Tasting samples clutter the table tops – crunchy tortilla chips, roasted peanuts and sweet potato pie. And they’re all Detroit made.
“Being at this booth, I see people from all over the country and they tell me how great it is to see Detroit on this jar,” exults Jack Corley, a former automotive parts supplier for 25 years who’s now selling locally-owned McClure’s Pickles at Detroit’s bustling Eastern Market. “They say how great it is that it’s happening in the city.”
Across the aisle, Allen Love pitches his peach and blueberry cobbler pies made from family recipes. “We have regular customers that come back every week,” he says. “We’re closer together and we want to see Detroit grow.”

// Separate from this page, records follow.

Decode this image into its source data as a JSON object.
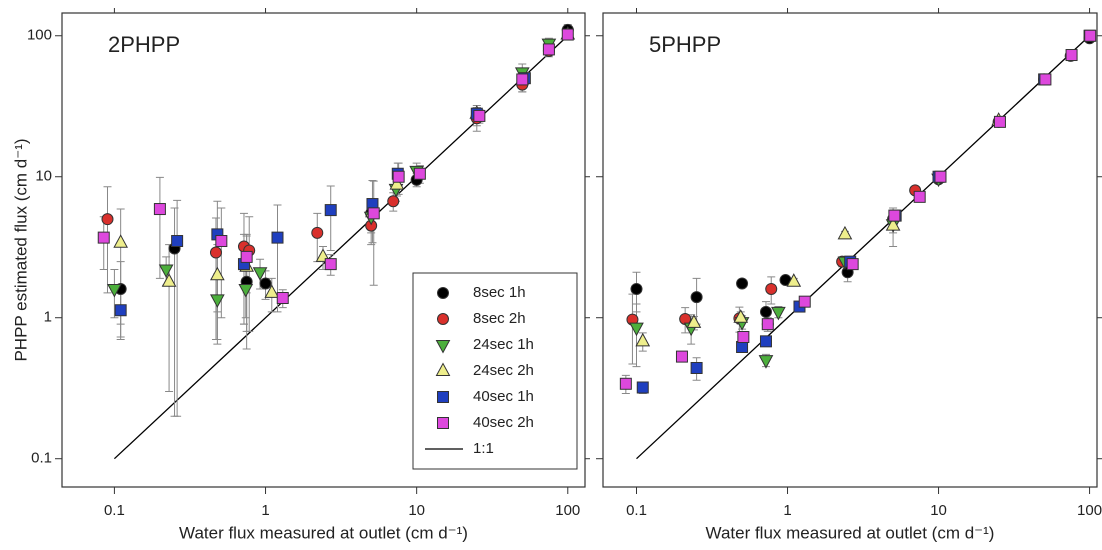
{
  "chart_data": [
    {
      "type": "scatter",
      "title": "2PHPP",
      "x_label": "Water flux measured at outlet (cm d⁻¹)",
      "y_label": "PHPP estimated flux (cm d⁻¹)",
      "log_x": true,
      "log_y": true,
      "xlim": [
        0.045,
        130
      ],
      "ylim": [
        0.063,
        145
      ],
      "xticks": [
        0.1,
        1,
        10,
        100
      ],
      "yticks": [
        0.1,
        1,
        10,
        100
      ],
      "legend_loc": "lower right",
      "reference_line": {
        "name": "1:1",
        "x": [
          0.1,
          100
        ],
        "y": [
          0.1,
          100
        ],
        "color": "#000000"
      },
      "series": [
        {
          "name": "8sec 1h",
          "color": "#000000",
          "marker": "circle",
          "x": [
            0.11,
            0.25,
            0.75,
            1.0,
            5,
            10,
            25,
            50,
            100
          ],
          "values": [
            1.6,
            3.1,
            1.8,
            1.75,
            5.5,
            9.5,
            27,
            46,
            110
          ],
          "errors": [
            0.9,
            2.9,
            1.2,
            0.4,
            1.5,
            1,
            4,
            6,
            10
          ]
        },
        {
          "name": "8sec 2h",
          "color": "#d9302c",
          "marker": "circle",
          "x": [
            0.09,
            0.47,
            0.72,
            0.78,
            2.2,
            5,
            7,
            25,
            50,
            75
          ],
          "values": [
            5,
            2.9,
            3.2,
            3,
            4,
            4.5,
            6.7,
            26,
            45,
            78
          ],
          "errors": [
            3.5,
            2.2,
            2.3,
            2.2,
            1.5,
            1.2,
            1,
            5,
            5,
            7
          ]
        },
        {
          "name": "24sec 1h",
          "color": "#4caf3c",
          "marker": "triangle-down",
          "x": [
            0.1,
            0.22,
            0.48,
            0.74,
            0.92,
            5,
            7.3,
            10,
            50,
            75
          ],
          "values": [
            1.6,
            2.2,
            1.35,
            1.6,
            2.1,
            5.2,
            8.2,
            11,
            55,
            88
          ],
          "errors": [
            0.6,
            0.5,
            0.7,
            0.6,
            0.5,
            1,
            1.5,
            1.5,
            8,
            8
          ]
        },
        {
          "name": "24sec 2h",
          "color": "#eeee8c",
          "marker": "triangle-up",
          "x": [
            0.11,
            0.23,
            0.48,
            0.75,
            1.1,
            2.4,
            5.1,
            7.4,
            25,
            100
          ],
          "values": [
            3.4,
            1.8,
            2,
            2.3,
            1.5,
            2.7,
            5.6,
            8.8,
            28,
            102
          ],
          "errors": [
            2.5,
            1.5,
            1.3,
            1.5,
            0.4,
            0.5,
            1,
            1.5,
            4,
            8
          ]
        },
        {
          "name": "40sec 1h",
          "color": "#1f3fbf",
          "marker": "square",
          "x": [
            0.11,
            0.26,
            0.48,
            0.72,
            1.2,
            2.7,
            5.1,
            7.5,
            25,
            52
          ],
          "values": [
            1.13,
            3.5,
            3.9,
            2.4,
            3.7,
            5.8,
            6.4,
            10.5,
            28,
            50
          ],
          "errors": [
            0.4,
            3.3,
            2.8,
            1.5,
            2.6,
            2.8,
            3,
            2,
            3,
            5
          ]
        },
        {
          "name": "40sec 2h",
          "color": "#dd48dd",
          "marker": "square",
          "x": [
            0.085,
            0.2,
            0.51,
            0.75,
            1.3,
            2.7,
            5.2,
            7.6,
            10.5,
            26,
            50,
            75,
            100
          ],
          "values": [
            3.7,
            5.9,
            3.5,
            2.7,
            1.38,
            2.4,
            5.5,
            10,
            10.5,
            27,
            49,
            80,
            102
          ],
          "errors": [
            1.5,
            4,
            2.5,
            1.2,
            0.2,
            0.4,
            3.8,
            2.5,
            1.5,
            3,
            4,
            6,
            8
          ]
        }
      ]
    },
    {
      "type": "scatter",
      "title": "5PHPP",
      "x_label": "Water flux measured at outlet (cm d⁻¹)",
      "log_x": true,
      "log_y": true,
      "xlim": [
        0.06,
        112
      ],
      "ylim": [
        0.063,
        145
      ],
      "xticks": [
        0.1,
        1,
        10,
        100
      ],
      "reference_line": {
        "name": "1:1",
        "x": [
          0.1,
          100
        ],
        "y": [
          0.1,
          100
        ],
        "color": "#000000"
      },
      "series": [
        {
          "name": "8sec 1h",
          "color": "#000000",
          "marker": "circle",
          "x": [
            0.1,
            0.25,
            0.5,
            0.72,
            0.97,
            2.5,
            5,
            10,
            100
          ],
          "values": [
            1.6,
            1.4,
            1.75,
            1.1,
            1.85,
            2.1,
            5,
            9.6,
            96
          ],
          "errors": [
            0.5,
            0.5,
            0.1,
            0.2,
            0.1,
            0.3,
            0.5,
            0.5,
            3
          ]
        },
        {
          "name": "8sec 2h",
          "color": "#d9302c",
          "marker": "circle",
          "x": [
            0.094,
            0.21,
            0.48,
            0.74,
            0.78,
            2.3,
            7,
            10,
            25,
            50,
            75
          ],
          "values": [
            0.97,
            0.98,
            0.99,
            0.9,
            1.6,
            2.5,
            8,
            9.8,
            24.5,
            49,
            72
          ],
          "errors": [
            0.5,
            0.2,
            0.2,
            0.1,
            0.35,
            0.2,
            0.5,
            0.5,
            1,
            2,
            3
          ]
        },
        {
          "name": "24sec 1h",
          "color": "#4caf3c",
          "marker": "triangle-down",
          "x": [
            0.1,
            0.23,
            0.5,
            0.72,
            0.87,
            2.4,
            5,
            10
          ],
          "values": [
            0.85,
            0.85,
            0.93,
            0.5,
            1.1,
            2.5,
            4.6,
            9.7
          ],
          "errors": [
            0.4,
            0.2,
            0.1,
            0.05,
            0.1,
            0.2,
            1.4,
            0.5
          ]
        },
        {
          "name": "24sec 2h",
          "color": "#eeee8c",
          "marker": "triangle-up",
          "x": [
            0.11,
            0.24,
            0.49,
            1.1,
            2.4,
            5,
            25
          ],
          "values": [
            0.68,
            0.92,
            1,
            1.8,
            3.9,
            4.5,
            25
          ],
          "errors": [
            0.1,
            0.1,
            0.1,
            0.1,
            0.2,
            0.5,
            1
          ]
        },
        {
          "name": "40sec 1h",
          "color": "#1f3fbf",
          "marker": "square",
          "x": [
            0.11,
            0.25,
            0.5,
            0.72,
            1.2,
            2.6,
            5.2,
            10,
            50,
            100
          ],
          "values": [
            0.32,
            0.44,
            0.62,
            0.68,
            1.2,
            2.5,
            5.3,
            10,
            49,
            100
          ],
          "errors": [
            0.03,
            0.08,
            0.05,
            0.05,
            0.1,
            0.2,
            0.3,
            0.5,
            2,
            3
          ]
        },
        {
          "name": "40sec 2h",
          "color": "#dd48dd",
          "marker": "square",
          "x": [
            0.085,
            0.2,
            0.51,
            0.74,
            1.3,
            2.7,
            5.1,
            7.5,
            10.3,
            25.5,
            51,
            76,
            101
          ],
          "values": [
            0.34,
            0.53,
            0.73,
            0.9,
            1.3,
            2.4,
            5.3,
            7.2,
            10,
            24.5,
            49,
            73,
            100
          ],
          "errors": [
            0.05,
            0.03,
            0.05,
            0.05,
            0.1,
            0.2,
            0.3,
            0.4,
            0.5,
            1,
            2,
            3,
            3
          ]
        }
      ]
    }
  ]
}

Detroit, the biggest city in Michigan, is experiencing a rebirth. “I’ve seen the hard times and I see us coming back,” he adds.
Eastern Market in Detroit
It’s Saturday morning and the market spanning several blocks is packed with locals and sightseers like me. I’ve joined tour guide Linda Yellin’s ‘Feet on the Street Tours’ which winds in and around kiosks under open-air sheds packed with fresh produce, spice racks, meats and gooey cheeses. Overhead signs sport such headers as ‘Grown in Detroit’ and ‘Detroit Food Academy.’
“We’re seeing more people from outside the city proper that are interested in coming back, and connecting with Detroit in ways their parents didn’t,” says Yellin.
Outside, street art murals awash in brilliant hues emblazon Market warehouses, one with a caption affirming city pride. “We have been considered many things: a city in decay, a city in distress and without hope,” it reads. “However, we have never given up and we never say die. We are born fighters, we rise from the ashes.”
This theme abuzz at Eastern Market reflects Detroit’s spirited comeback in recent years – a dramatic turnaround from the downtrodden years of auto industry decline, municipal bankruptcy in 2013 and people leaving decaying neighborhoods for the suburbs. The haunting memories of the deadly 1967 riots again resurfaced with the recent feature film Detroit, released last summer on the 50th anniversary of the harsh street strife.
What I find, however, is a rebirth of sorts summed up in rebuilding, new businesses in bustling city core neighborhoods, and what seems to be a burst of renewed energy and pride exuded by residents. And the metro area’s institutions and museums – sports teams and their new venues, the Detroit Institute of Arts, the Motown Museum and the Henry Ford Museum of American Innovation in suburban Dearborn – seem to be better than ever.